A cette même époque, la Tianyi Film Co. s’essaie également à la pellicule couleurs. C’est un échec mais la tentative démontre néanmoins que derrière le mode de gérance et le choix de genres toujours très conservateurs au sein du studio se trouvent une indéniable audace et non moins forte ambition.

La crise de 1932 – l’intermède engagée de la tianyi

En 1931, le Japon militariste bien décidé à se tailler un empire colonial en terre asiatique, envahit la Chine du Nord et part à la conquête de la Mandchourie. Cette agression provoque un émoi considérable parmi les Chinois et se traduit par de nombreuses manifestations anti-japonaises, particulièrement agitées à Shanghai où réside une importante communauté nippone. Sous prétexte de protéger ses concitoyens expatriés, le Japon envoie des troupes armées le 28 janvier 1932 pour occuper une partie de la ville. La résistance inattendue de l’armée nationaliste chinoise qui y est stationnée conduit rapidement à une violente escalade de la part des troupes nippones. Des quartiers entiers sont rasés par des bombardements aériens qui causent des milliers de morts et provoquent des dégâts matériels considérables. Le siège puis l’occupation de Shanghai durent jusqu’à ce que l’armée chinoise batte en retraite après une héroïque résistance de plusieurs semaines en mars 1932.

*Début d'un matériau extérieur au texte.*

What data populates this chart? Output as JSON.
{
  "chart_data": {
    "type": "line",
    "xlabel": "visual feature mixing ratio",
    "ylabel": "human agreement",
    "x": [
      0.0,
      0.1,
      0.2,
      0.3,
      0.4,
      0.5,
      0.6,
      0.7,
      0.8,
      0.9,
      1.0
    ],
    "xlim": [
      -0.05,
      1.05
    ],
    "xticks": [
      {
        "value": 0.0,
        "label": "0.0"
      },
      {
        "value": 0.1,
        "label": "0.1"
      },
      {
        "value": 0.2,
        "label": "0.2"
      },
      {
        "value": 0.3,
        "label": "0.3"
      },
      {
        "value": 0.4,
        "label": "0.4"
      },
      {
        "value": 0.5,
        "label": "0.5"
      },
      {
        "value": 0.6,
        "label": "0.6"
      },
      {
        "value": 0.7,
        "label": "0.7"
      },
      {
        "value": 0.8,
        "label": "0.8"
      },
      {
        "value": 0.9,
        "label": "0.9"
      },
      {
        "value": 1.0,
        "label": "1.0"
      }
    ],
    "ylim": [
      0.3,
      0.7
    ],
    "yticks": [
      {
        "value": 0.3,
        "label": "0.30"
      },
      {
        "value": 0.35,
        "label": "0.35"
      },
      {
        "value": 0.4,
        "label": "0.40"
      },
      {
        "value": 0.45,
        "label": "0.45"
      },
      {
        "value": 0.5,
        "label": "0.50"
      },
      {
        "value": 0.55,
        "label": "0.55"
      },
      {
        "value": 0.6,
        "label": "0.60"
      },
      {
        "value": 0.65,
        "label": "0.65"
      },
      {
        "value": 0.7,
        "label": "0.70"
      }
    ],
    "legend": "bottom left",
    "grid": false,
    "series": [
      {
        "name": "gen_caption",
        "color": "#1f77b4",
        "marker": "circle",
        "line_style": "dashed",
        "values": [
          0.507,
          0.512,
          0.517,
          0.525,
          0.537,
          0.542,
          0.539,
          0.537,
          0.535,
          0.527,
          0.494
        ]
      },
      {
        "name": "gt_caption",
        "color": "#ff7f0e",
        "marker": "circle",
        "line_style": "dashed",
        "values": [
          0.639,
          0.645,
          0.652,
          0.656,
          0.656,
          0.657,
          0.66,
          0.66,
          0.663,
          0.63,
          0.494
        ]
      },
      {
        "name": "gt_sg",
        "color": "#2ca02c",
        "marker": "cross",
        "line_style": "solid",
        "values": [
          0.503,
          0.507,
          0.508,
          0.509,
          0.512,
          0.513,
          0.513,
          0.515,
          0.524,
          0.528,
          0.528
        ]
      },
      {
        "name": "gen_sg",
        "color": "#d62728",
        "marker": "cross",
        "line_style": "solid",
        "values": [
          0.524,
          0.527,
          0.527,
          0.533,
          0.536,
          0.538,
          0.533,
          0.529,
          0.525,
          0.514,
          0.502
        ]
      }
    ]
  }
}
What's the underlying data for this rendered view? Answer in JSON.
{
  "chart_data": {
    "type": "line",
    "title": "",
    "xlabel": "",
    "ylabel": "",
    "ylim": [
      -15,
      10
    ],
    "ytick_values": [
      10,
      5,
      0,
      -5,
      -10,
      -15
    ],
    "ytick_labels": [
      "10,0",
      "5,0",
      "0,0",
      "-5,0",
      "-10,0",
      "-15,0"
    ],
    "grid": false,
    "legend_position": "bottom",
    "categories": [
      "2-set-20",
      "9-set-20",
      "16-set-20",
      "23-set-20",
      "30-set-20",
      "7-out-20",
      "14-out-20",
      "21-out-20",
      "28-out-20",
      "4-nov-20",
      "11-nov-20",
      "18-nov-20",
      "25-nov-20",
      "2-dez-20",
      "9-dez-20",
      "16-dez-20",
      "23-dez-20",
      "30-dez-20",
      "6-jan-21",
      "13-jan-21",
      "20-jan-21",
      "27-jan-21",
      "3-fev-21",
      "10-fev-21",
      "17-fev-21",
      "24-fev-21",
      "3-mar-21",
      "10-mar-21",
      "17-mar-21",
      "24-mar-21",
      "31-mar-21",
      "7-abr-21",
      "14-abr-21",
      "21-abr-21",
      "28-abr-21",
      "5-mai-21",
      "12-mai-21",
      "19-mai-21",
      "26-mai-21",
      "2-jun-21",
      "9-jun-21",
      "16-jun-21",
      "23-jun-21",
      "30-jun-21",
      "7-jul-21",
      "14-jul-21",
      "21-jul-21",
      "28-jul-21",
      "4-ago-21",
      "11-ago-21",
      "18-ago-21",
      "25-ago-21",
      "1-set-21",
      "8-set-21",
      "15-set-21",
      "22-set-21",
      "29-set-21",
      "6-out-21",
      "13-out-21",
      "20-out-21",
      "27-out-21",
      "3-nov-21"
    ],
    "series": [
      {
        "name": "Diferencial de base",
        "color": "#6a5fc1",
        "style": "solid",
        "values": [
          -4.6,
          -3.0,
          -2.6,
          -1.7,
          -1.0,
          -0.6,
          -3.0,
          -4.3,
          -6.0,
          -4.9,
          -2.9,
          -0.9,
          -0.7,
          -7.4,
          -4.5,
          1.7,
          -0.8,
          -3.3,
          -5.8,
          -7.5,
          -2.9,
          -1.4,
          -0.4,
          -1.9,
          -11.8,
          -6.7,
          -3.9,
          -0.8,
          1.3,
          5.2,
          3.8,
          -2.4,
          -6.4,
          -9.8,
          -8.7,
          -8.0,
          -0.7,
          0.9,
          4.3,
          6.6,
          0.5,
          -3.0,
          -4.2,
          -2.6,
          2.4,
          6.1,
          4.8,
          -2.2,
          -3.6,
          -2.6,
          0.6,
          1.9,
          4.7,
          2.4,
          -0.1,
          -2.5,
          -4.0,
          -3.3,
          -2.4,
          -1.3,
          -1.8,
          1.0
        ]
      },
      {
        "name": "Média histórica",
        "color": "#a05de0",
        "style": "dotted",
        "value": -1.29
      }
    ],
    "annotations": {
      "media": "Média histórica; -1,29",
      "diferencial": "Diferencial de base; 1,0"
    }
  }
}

Des troupes japonaises envahissent Shanghai en 1932

L’invasion de Shanghai et les conflits qui en résultent compromettent pour un temps tout effort de production et de distribution de l’industrie cinématographique locale. Les affrontements dévastateurs provoqués par l’assaut japonais et la vaillante mais vaine résistance chinoise marquent durablement les esprits. Ramené brutalement à la réalité par l’agression japonaise et ses conséquences dramatiques, le public est maintenant animé par puissant un sentiment de révolte et d’hostilité, non seulement envers les Japonais mais également contre les injustices et les inégalités flagrantes de la société où règne un capitalisme sauvage. De nombreux studios de gauche profitent de cette opportunité pour produire de nombreux films engagés et une grande partie du public se met à se détourner des genres jusque-là populaires. Films romantiques, contes folkloriques et récits wuxia sont délaissés, les spectateurs se tournant maintenant vers les films progressifs et patriotiques reflétant des préoccupations actuelles, tant sociales que nationalistes.

Jusqu’alors spécialisée dans le cinéma d’évasion pure, la Tianyi s’adapte avec pragmatisme aux nouveaux engouements et se lance à son tour dans le cinéma engagé. Runje Shaw va même jusqu’a s’allouer les services de plusieurs metteurs en scène et scénaristes classés comme « gauchistes » au sein de l’industrie locale. Il en résulte une flopée de films relatant des actes de résistance héroïques ou véhiculant des messages progressistes tels Two Women of the Northeast/Dongbei er Nüzi (1932), A Night of Luxury/Yiye Haohua (1932), Lease On Life/Shenji (1933), Struggle/Zhengzha (1933), Burial Ground/Ji DI (tous 1933), Ardent Youth/Rexue Qingnian (1934), Bitter Struggle/Jianku De Fendou (1934) et Mr Wang Burial at Sea /Hai Zhang (1935).

Cette floraison de films engagés au sein de la Tianyi ne s’avère être, comme d’habitude chez les Shaw, qu’une manœuvre purement opportuniste et circonstancielle, la recherche du profit maximum et la sécurité demeurant les seuls et uniques objectifs vraiment poursuivis par Runje. En fait, cautionner des idéaux progressistes est une attitude profondément contre-nature pour un homme d’affaires conservateur patenté comme lui. (Il prend d’ailleurs le soin de ne jamais rendre ses films trop militants et revendicateurs.) Au delà de ses propres convictions personnelles, Runje a une autre bonne raison pour être prudent : le gouvernement autoritaire du Guomindang, qui dirige alors la Chine, prend rapidement ombrage de la nouvelle tendance cinématographique engagée et ne se gène pas pour agir contre les studios trop gauchisants a son goût. Au fur et à mesure que le temps passe et que les circonstances évoluent, la Tianyi retourne graduellement au cinéma d’évasion qui retrouve finalement sa complète domination sur la production du studio. L’énorme succès de Platinum Dragon, en 1934, l’y aide d’ailleurs grandement.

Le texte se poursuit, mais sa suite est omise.